NASA fails Cloud Audit

By Sheshagiri Anegondi (Sheshu)

NASA projects that within 5 years up to 75% of new IT programs will begin in the cloud and nearly 100% of the Agency’s public data could be stored in the cloud. Moreover, as legacy systems are modernized, up to 40% of them could be moved to the cloud. (from the audit report)

With a view to understand the effectiveness of managing the delivery of cloud-computing services, an audit was carried out. The interesting aspect of the audit shows the importance of contracts to address business & security risks.

The adoption of public cloud computing services entails a paradigm shift from a traditional, technically managed approach in which an organization builds and maintains technology solutions in-house, to a contractually managed approach where an organisation pays someone else to do all that off-site.

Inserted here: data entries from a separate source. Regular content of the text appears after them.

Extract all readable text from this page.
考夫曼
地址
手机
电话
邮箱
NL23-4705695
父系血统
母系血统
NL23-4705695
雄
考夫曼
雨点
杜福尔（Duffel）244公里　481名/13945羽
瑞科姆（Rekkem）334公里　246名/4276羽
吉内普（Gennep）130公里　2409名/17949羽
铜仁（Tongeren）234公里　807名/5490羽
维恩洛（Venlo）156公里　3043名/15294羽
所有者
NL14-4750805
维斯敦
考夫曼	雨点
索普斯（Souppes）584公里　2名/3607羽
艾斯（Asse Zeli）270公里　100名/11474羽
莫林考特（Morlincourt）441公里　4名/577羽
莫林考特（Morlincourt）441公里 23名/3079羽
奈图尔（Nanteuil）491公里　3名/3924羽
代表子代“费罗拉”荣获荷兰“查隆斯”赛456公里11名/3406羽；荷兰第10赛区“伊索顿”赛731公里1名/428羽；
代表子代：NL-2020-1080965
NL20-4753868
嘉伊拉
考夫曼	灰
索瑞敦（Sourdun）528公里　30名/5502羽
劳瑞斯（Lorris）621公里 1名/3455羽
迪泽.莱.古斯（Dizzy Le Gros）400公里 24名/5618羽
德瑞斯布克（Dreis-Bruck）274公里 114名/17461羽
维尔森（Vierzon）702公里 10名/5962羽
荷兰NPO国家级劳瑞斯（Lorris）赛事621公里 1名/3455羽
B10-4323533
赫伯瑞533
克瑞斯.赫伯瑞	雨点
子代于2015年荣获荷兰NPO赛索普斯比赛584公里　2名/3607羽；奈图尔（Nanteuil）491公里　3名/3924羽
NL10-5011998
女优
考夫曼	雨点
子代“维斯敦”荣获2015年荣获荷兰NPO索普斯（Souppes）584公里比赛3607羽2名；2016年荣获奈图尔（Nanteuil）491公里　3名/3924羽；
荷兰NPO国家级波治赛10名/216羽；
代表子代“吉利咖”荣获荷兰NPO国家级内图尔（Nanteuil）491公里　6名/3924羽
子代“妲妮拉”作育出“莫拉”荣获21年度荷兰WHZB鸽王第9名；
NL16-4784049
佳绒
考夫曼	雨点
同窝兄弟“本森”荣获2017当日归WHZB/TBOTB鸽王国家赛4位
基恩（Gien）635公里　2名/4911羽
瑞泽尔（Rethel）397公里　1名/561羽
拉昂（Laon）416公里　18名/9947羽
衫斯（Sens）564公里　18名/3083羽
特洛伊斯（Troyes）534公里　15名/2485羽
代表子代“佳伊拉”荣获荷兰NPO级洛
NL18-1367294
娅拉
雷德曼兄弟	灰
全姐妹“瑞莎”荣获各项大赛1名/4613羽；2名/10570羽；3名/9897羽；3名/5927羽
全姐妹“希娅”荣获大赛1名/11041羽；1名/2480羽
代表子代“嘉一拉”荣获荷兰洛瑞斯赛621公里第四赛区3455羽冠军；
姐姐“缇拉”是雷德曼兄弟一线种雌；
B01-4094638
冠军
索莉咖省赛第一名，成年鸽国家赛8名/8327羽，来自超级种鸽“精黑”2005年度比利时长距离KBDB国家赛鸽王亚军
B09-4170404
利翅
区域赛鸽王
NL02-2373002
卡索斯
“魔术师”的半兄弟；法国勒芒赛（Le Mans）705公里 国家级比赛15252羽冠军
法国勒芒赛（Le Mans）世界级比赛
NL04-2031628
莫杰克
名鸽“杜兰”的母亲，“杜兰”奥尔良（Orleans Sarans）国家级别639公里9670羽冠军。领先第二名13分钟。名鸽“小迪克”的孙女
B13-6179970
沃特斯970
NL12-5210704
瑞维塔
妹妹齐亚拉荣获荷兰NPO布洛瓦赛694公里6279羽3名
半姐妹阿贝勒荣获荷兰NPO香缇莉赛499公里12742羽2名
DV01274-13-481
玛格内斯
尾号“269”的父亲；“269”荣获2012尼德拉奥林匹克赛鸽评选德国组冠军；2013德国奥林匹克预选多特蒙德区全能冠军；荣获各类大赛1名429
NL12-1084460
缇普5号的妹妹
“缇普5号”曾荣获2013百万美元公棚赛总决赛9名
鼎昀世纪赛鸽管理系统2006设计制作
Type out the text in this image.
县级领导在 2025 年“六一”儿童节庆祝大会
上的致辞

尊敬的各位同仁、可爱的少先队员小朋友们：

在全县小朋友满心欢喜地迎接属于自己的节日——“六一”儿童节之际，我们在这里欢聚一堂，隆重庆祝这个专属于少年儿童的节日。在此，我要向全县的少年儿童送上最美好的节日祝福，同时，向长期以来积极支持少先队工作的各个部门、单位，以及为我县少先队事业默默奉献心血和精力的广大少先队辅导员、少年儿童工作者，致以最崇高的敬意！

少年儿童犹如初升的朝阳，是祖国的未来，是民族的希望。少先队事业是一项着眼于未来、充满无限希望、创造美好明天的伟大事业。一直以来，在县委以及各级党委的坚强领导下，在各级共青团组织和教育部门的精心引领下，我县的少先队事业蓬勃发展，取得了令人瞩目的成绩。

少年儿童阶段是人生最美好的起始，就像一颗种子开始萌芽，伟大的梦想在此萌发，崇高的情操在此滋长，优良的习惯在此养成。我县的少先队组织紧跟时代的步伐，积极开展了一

Some of the points reviewed in the audit were:

  • Defined roles & responsibilities of parties
  • Guaranteed system availability levels
  • Reporting of service level metrics
  • Penalties for not meeting service levels
  • E-discovery requirements
  • Data retention & destruction policies
  • Data Privacy Requirements
  • Defined incident handling procedures

NASA failed the cloud audit. The audit report shows that standard vendor contracts did not come close to the best practices that NASA emphasised. There is no surprise in this at all. It is important that enterprises take utmost care while contracting for cloud and SaaS implementations. The audit has made recommendations on how to go forward with future cloud contracts.